In the write case, lock_page() may or may not need an unplug. In those
cases, it needs unplugging if it was locked before, but obviously not if
it wasn't.

In the "random case" where we use the page lock not because we want to
start IO on it, but because we need to make sure that page->mapping
doesn't change, we don't really care about the IO, but we do need to
unplug just to make sure that the IO will complete.

And I suspect your objection to unplugging is not really about unplugging
itself. It's literally about the fact that we use the same page lock for
IO and for the ->mapping thing, isn't it?

IOW, you don't actually dislike plugging itself, you dislike it due to the
effects of a totally unrelated locking issue, namely that we use the same
lock for two totally independent things. If the ->mapping thing were to
use a PG_map_lock that didn't affect plugging one way or the other, you
wouldn't have any issues with unplugging, would you?

And I think _that_ is what really gets us to the problem.

			Linus


From: Linus Torvalds <torvalds@osdl.org>
Newsgroups: fa.linux.kernel
Subject: Re: [rfc][patch] remove racy sync_page?
Date: Wed, 31 May 2006 15:13:15 UTC
Message-ID: <fa.N5SV4Gor5aSil+xXUUwm34iNtU4@ifi.uio.no>
Original-Message-ID: <Pine.LNX.4.64.0605310755210.24646@g5.osdl.org>

On Wed, 31 May 2006, Linus Torvalds wrote:
>
> The reason it's kicked by wait_on_page() is that is when it's needed.

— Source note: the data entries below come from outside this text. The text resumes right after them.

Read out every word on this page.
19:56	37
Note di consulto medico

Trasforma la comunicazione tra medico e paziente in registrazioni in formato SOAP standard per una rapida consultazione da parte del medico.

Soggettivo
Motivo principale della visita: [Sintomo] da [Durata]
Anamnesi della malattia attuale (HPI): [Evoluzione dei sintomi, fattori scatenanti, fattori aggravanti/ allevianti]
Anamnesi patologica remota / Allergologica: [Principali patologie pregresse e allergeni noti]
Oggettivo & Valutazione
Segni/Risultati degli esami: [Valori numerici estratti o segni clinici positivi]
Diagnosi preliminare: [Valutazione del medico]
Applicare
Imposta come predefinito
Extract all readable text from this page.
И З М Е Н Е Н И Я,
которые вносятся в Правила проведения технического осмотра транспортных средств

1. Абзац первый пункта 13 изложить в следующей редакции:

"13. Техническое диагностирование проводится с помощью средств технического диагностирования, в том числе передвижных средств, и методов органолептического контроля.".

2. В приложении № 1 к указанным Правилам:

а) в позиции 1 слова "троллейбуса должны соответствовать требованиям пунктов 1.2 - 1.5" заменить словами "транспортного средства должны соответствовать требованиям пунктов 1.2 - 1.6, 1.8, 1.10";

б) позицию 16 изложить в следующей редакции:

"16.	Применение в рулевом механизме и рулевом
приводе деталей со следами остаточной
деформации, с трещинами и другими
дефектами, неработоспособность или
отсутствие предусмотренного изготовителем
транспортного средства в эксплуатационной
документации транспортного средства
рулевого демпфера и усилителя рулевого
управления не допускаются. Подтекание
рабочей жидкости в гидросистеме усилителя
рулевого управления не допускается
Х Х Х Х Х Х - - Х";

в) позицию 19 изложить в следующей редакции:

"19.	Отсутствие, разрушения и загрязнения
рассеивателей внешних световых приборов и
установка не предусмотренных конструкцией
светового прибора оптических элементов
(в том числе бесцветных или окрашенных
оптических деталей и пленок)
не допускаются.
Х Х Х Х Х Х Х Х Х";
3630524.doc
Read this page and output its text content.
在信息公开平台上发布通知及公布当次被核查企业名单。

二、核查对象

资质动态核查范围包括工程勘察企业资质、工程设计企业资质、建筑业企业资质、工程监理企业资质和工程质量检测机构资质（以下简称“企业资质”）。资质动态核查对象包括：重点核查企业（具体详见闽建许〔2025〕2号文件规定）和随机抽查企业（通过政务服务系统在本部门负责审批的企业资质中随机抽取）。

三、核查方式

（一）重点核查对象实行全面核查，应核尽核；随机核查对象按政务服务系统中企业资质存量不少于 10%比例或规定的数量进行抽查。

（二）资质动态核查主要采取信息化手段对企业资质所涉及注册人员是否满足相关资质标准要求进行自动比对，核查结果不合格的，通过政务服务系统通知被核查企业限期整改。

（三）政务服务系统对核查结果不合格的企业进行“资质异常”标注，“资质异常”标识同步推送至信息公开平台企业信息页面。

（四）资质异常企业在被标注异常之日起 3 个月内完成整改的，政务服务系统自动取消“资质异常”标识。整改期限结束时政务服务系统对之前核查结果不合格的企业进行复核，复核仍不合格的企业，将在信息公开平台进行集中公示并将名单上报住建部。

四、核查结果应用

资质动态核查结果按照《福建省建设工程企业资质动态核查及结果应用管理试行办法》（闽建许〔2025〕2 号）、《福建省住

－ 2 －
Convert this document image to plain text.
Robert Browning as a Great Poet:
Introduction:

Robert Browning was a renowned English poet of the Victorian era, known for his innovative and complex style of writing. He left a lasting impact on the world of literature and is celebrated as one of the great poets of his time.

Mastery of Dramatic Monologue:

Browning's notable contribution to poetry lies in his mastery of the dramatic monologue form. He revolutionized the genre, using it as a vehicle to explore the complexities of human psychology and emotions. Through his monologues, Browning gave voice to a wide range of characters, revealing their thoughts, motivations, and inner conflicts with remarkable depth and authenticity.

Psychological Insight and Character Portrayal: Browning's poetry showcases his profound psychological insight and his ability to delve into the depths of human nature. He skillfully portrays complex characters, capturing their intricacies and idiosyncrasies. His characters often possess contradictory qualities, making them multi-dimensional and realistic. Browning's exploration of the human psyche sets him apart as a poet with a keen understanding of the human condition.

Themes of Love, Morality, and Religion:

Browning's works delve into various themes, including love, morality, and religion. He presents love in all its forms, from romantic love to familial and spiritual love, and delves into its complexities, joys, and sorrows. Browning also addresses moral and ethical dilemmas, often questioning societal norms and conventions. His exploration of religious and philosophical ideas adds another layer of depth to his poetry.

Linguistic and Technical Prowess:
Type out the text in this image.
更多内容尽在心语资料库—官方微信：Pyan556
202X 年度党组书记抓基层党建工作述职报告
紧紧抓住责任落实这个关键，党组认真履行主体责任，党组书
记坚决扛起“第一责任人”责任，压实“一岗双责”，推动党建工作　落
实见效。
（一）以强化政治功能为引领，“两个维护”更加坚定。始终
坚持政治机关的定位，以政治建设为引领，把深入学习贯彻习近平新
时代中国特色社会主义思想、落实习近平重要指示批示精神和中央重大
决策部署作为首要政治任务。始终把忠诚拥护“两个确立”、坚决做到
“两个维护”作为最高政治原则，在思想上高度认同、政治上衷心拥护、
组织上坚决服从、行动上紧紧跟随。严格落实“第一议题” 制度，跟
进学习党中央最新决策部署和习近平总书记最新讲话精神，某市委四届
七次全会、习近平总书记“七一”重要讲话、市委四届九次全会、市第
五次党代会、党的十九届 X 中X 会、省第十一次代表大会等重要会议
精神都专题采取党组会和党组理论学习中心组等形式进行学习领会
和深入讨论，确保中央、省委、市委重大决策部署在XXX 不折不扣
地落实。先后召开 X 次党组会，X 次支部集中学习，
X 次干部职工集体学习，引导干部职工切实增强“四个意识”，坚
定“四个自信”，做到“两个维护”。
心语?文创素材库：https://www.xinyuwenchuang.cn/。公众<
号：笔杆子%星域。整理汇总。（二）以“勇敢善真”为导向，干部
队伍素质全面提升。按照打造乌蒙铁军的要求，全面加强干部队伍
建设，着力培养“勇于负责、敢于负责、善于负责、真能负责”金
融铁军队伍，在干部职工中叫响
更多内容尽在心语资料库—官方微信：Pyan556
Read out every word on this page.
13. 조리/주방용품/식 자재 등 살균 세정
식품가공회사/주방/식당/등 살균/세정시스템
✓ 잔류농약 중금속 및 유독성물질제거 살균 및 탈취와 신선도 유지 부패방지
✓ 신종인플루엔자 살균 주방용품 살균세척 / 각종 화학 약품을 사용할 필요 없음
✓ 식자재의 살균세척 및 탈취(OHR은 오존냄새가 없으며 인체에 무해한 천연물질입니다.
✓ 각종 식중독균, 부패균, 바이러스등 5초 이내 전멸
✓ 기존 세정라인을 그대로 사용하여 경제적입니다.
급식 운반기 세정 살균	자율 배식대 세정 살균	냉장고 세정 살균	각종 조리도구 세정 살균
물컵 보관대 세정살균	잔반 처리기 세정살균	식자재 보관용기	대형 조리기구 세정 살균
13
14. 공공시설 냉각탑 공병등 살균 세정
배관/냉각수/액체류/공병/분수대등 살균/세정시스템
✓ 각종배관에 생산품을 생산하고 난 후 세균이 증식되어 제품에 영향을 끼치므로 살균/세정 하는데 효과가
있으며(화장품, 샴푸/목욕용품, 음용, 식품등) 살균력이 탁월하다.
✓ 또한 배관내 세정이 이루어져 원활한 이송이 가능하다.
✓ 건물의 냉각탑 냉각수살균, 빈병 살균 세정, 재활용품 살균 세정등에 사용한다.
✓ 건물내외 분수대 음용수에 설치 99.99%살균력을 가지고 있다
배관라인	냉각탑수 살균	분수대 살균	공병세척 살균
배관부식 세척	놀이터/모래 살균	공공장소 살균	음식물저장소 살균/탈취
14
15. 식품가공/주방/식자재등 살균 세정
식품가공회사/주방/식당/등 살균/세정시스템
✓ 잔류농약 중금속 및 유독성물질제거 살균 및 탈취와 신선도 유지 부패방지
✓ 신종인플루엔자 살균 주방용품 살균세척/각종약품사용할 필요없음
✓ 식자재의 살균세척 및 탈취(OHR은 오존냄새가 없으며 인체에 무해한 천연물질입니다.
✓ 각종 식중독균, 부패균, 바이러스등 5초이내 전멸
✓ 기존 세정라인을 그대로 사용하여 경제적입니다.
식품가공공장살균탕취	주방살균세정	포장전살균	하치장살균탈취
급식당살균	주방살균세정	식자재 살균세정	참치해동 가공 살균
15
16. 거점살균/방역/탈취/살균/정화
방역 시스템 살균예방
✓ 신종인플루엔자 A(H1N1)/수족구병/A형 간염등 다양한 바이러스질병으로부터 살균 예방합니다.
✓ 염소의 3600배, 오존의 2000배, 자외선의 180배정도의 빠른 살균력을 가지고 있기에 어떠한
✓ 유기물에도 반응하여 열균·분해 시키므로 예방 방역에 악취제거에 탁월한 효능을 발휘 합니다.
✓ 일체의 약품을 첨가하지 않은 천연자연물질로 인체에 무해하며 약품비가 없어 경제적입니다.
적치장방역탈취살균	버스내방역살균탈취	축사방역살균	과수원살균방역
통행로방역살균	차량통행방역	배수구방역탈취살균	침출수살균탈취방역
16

Btw, that's not how it has always been done.

For the longest time, it was actually triggered by scheduler activity, in
particular, plugging used to be a workqueue event that was triggered by
the scheduler (or any explicit points when you wanted it to be triggered
earlier).

So whenever you scheduled, _all_ plugs would be unplugged.

It was specialized to wait_for_page() in order to avoid unnecessary
overhead in scheduling (making it more directed), and to allow you to
leave the request around for further merging/sorting even if a process had
to wait for something unrelated.

But in particular, the old non-directed unplug didn't work well in SMP
environments (because _one_ CPU re-scheduling obviously doesn't mean
anything for the _other_ CPU that is actually working on setting up the
request queue).

The point being that we could certainly do it somewhere else. Doing it in
wait_for_page() (and at least historically, in waiting for bh's) is really
nothing more than trying to have as few points as possible where it's
done, and at the same time not missing any.

And yes, I'd _love_ to have better interfaces to let people take advantage
of this than sys_readahead(). sys_readahead() was a 5-minute hack that
actually does generate wonderful IO patterns, but it is also not all that
useful (too specialized, and non-portable).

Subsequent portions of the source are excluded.